If $A$ is a $C^*$ algebra, I know the fact: If $\tau$ is a state on $A$, we can extend it to a state on $M(A)$, by continuity of $\tau$ and where $M(A)$ is the multiplier algebra of $A$.
If $\tau$ is a tracial state on $A$, can we extend $\tau$ to get a tracial state on $M(A)$?
Let $\tau$ be a state on $M(A)$ such that its restriction to $A$ satisfies $\tau(ab) = \tau(ba)$ for all $a,b \in A$. For $x,y \in M(A)$ we then have $$ \tau(xy) = s-\lim\tau((xe_\lambda)(e_\lambda y)) = s-\lim \tau(e_\lambda yx e_\lambda) = \tau(yx), $$ where $(e_\lambda)_\lambda$ is an approximate unit for $A$. Note that $e_\lambda \to 1$ strictly and hence $e_\lambda x \to x$ strictly. Since $\tau$ is strictly continuous, the result follows.
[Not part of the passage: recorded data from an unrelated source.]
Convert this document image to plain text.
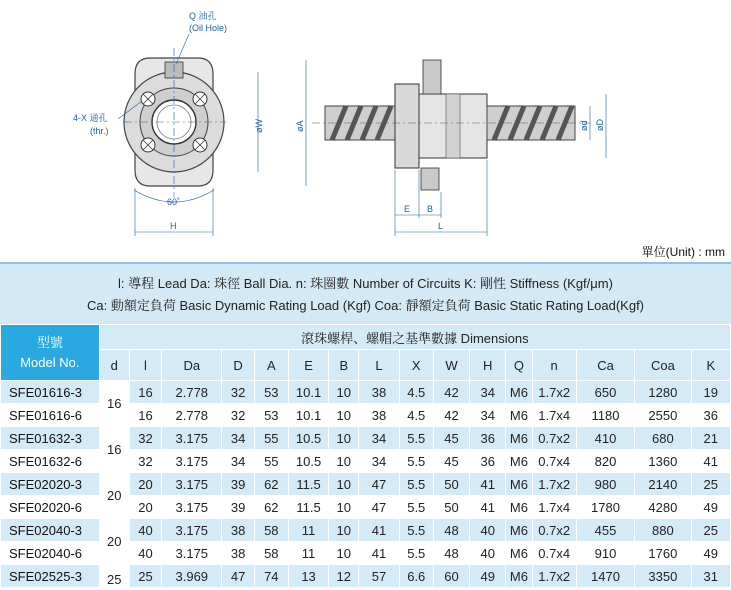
60˚
H
øW
Q 油孔
(Oil Hole)
4-X 通孔
(thr.)	øA	ød øD
E B
L
單位(Unit) : mm
l: 導程 Lead Da: 珠徑 Ball Dia. n: 珠圈數 Number of Circuits K: 剛性 Stiffness (Kgf/μm)
Ca: 動額定負荷 Basic Dynamic Rating Load (Kgf) Coa: 靜額定負荷 Basic Static Rating Load(Kgf)
型號
Model No.	滾珠螺桿、螺帽之基準數據 Dimensions															
	d	l	Da	D	A	E	B	L	X	W	H	Q	n	Ca	Coa	K
SFE01616-3	16	16	2.778	32	53	10.1	10	38	4.5	42	34	M6	1.7x2	650	1280	19
SFE01616-6		16	2.778	32	53	10.1	10	38	4.5	42	34	M6	1.7x4	1180	2550	36
SFE01632-3	16	32	3.175	34	55	10.5	10	34	5.5	45	36	M6	0.7x2	410	680	21
SFE01632-6		32	3.175	34	55	10.5	10	34	5.5	45	36	M6	0.7x4	820	1360	41
SFE02020-3	20	20	3.175	39	62	11.5	10	47	5.5	50	41	M6	1.7x2	980	2140	25
SFE02020-6		20	3.175	39	62	11.5	10	47	5.5	50	41	M6	1.7x4	1780	4280	49
SFE02040-3	20	40	3.175	38	58	11	10	41	5.5	48	40	M6	0.7x2	455	880	25
SFE02040-6		40	3.175	38	58	11	10	41	5.5	48	40	M6	0.7x4	910	1760	49
SFE02525-3	25	25	3.969	47	74	13	12	57	6.6	60	49	M6	1.7x2	1470	3350	31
Note that in the case $A$ is separable, $A$ is a hereditary C*-subalgebra of $M(A)$, namely $A = \overline{hM(A)h}$, where $h \in A$ is strictly positive. In that case every state on $A$ has a unique extension to $M(A)$ given by $$ \tau(x) = \lim \tau(e_\lambda x e_\lambda) \qquad (x \in M(A)). $$
Edit: For the argumet to work one needs that $\tau$ is strictly continuous on $M(A)$. I will check if this is automatic and then update the answer.